The allotment of the new equity shares comes a week after Paytm’s head of compliance Srinivas Yanamandra resigned from the company to pursue academic research opportunities.

Paytm has been on a rollercoaster ride for the past one year. In January last year, the Reserve Bank of India (RBI) dealt a major blow to it by imposing restrictions on Paytm Payments Bank Limited (PPBL) over “persistent non-compliances” and “continued material supervisory concerns”.

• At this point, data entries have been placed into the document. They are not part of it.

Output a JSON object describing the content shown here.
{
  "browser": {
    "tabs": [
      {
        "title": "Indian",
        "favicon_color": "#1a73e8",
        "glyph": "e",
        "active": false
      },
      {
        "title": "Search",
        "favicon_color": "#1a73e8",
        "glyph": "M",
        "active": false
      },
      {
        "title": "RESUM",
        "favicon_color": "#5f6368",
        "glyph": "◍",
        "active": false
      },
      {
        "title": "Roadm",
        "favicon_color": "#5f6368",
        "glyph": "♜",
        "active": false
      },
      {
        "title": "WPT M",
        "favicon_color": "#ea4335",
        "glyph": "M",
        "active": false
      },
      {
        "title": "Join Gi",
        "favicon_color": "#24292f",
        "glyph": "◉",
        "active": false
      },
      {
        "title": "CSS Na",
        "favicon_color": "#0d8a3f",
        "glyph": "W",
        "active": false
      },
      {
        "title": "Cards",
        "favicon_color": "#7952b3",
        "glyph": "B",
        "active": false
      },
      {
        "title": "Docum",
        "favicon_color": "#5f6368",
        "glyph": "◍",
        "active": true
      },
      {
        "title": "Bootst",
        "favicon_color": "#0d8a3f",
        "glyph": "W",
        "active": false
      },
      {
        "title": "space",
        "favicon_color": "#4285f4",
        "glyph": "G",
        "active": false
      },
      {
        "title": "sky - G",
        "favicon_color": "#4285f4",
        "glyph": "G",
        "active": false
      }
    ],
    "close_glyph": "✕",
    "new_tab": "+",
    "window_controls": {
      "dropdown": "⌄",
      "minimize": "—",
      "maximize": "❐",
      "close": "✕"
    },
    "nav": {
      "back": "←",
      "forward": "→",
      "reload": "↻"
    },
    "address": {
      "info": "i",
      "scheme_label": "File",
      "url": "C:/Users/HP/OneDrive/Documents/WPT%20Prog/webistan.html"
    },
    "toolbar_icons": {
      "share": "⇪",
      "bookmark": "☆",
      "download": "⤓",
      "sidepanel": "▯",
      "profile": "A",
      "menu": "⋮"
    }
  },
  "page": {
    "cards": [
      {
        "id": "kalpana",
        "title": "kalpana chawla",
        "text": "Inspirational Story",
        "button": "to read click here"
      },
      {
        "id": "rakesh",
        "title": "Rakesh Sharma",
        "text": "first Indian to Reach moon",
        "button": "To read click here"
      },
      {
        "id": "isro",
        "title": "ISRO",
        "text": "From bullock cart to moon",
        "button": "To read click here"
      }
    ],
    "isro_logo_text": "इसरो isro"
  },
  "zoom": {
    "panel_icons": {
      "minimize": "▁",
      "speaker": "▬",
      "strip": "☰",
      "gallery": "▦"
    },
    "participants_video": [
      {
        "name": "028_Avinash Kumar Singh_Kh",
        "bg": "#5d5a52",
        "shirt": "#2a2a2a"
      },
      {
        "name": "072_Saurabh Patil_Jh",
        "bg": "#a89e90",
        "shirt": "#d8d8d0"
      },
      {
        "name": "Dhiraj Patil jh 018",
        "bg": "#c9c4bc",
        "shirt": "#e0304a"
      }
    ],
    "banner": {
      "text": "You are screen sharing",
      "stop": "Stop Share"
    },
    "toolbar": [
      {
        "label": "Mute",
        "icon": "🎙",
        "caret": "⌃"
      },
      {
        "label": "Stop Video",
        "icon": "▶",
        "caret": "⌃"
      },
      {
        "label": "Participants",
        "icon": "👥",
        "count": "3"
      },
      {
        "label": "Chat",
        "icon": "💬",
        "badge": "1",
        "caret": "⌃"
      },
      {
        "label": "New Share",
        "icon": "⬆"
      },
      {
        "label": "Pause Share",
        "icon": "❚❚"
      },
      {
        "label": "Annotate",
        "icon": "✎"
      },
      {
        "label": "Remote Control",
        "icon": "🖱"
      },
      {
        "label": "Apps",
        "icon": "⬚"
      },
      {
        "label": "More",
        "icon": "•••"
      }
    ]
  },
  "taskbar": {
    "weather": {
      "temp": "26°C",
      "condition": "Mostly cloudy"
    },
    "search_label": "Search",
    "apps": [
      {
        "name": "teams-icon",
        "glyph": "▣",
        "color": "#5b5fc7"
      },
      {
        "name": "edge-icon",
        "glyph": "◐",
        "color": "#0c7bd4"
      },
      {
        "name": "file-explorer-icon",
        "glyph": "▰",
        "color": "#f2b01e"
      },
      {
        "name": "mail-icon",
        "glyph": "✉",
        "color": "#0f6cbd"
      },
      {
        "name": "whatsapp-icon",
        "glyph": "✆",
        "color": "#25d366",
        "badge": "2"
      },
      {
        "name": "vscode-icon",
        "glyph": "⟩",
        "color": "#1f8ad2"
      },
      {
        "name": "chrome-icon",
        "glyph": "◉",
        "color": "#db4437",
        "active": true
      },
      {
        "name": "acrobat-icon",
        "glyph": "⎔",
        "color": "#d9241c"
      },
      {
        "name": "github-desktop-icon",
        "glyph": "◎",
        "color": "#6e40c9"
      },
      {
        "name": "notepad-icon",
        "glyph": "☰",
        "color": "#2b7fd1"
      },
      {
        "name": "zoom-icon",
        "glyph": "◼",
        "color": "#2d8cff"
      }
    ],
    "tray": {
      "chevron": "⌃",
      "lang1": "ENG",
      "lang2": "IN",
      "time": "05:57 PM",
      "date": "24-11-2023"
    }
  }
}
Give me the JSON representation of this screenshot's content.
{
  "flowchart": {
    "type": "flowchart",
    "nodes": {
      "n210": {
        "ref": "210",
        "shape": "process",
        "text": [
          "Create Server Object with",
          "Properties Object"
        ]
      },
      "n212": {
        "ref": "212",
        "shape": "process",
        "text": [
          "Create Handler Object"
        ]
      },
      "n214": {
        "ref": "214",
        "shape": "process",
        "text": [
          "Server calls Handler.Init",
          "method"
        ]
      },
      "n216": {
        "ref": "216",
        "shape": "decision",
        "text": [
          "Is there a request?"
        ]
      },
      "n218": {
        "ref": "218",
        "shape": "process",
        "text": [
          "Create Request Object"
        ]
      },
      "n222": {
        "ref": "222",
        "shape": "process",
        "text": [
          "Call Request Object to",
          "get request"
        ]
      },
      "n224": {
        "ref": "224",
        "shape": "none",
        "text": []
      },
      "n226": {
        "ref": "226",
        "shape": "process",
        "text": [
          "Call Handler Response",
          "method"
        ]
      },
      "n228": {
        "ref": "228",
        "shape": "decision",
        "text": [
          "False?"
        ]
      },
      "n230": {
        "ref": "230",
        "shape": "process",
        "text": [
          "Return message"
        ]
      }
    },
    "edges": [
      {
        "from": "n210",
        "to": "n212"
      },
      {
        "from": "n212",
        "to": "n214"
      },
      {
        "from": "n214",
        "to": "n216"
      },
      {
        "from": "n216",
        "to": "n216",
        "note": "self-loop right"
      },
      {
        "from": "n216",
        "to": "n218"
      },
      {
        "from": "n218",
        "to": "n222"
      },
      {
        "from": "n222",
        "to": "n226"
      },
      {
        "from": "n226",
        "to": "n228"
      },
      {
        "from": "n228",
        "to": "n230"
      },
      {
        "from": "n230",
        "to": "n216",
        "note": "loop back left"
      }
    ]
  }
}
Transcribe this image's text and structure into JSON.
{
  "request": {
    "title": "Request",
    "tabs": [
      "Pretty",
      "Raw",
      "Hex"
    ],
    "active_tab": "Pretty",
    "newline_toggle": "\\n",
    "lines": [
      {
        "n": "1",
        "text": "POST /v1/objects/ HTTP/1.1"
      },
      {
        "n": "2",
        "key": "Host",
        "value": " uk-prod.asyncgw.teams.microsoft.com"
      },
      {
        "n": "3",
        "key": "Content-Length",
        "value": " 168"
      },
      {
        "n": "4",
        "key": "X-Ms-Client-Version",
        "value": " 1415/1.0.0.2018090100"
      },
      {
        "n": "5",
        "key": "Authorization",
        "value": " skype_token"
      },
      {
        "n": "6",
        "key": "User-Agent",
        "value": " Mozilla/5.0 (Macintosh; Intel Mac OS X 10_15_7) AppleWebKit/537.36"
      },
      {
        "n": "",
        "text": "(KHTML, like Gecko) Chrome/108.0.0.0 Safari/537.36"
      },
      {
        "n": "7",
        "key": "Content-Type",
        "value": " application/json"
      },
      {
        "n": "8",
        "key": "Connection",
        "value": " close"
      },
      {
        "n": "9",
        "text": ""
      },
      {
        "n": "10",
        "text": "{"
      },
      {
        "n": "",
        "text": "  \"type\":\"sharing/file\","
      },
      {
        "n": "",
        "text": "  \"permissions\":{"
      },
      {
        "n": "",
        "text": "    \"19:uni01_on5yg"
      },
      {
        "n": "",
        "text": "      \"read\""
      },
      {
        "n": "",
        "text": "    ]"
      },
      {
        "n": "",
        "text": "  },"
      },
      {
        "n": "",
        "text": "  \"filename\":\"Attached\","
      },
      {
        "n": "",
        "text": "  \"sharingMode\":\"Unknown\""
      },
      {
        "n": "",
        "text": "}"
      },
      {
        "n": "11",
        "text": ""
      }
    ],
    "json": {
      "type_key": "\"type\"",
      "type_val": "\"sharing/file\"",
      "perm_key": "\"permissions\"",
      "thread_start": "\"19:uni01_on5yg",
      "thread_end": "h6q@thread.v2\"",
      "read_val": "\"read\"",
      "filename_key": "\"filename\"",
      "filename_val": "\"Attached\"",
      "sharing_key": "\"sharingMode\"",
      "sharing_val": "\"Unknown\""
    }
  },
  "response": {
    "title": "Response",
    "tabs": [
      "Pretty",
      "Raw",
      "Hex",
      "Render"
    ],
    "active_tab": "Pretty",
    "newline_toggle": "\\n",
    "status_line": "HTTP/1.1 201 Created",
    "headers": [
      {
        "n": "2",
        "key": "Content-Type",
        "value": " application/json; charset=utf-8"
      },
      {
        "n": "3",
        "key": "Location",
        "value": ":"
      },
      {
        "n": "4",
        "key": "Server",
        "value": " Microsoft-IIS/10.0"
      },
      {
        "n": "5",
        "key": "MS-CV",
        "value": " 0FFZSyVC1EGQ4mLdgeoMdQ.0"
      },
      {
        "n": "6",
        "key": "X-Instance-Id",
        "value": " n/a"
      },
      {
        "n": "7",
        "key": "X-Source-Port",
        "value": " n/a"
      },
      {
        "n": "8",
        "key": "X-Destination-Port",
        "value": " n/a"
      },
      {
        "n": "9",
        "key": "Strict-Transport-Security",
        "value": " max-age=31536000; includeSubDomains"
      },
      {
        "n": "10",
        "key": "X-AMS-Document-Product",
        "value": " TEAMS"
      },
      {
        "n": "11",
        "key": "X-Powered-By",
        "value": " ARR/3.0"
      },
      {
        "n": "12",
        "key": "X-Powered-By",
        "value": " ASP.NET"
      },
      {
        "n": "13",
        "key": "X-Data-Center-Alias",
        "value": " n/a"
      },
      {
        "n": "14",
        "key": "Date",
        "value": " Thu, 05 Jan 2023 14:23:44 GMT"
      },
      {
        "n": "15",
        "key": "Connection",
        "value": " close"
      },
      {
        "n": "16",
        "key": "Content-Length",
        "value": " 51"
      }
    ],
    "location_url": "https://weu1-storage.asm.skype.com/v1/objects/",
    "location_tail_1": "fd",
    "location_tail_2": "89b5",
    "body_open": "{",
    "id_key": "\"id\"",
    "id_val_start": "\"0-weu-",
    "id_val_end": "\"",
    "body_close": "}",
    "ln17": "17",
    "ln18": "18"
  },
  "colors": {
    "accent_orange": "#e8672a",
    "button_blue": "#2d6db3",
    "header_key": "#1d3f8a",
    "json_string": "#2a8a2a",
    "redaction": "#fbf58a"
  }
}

However, Paytm quickly got back on its feet afterwards as it received National Payments Corporation of India’s (NPCI) nod to onboard new Unified Payments Interface (UPI) users in October 2024. The fintech major also trimmed its workforce and sold its entertainment ticketing business to Zomato for INR 2,048 Cr to focus on core digital payments. 

On account of the regulatory turbulence, Paytm saw its market share in the UPI ecosystem nearly halve to 7.03% in 2024 from 14.1% in the preceding year.

However, the fintech major has continued to expand its offerings. Paytm recently rolled out UPI Lite automatic top-up facility for daily payments under INR 500, which do not require a pin. The fintech company also rolled out “UPI International” in select overseas markets, facilitating Indian tourists travelling abroad to make UPI payments via Paytm.

Shares of Paytm closed 1.41% higher at INR 982.60 apiece on the BSE on Tuesday (January 7).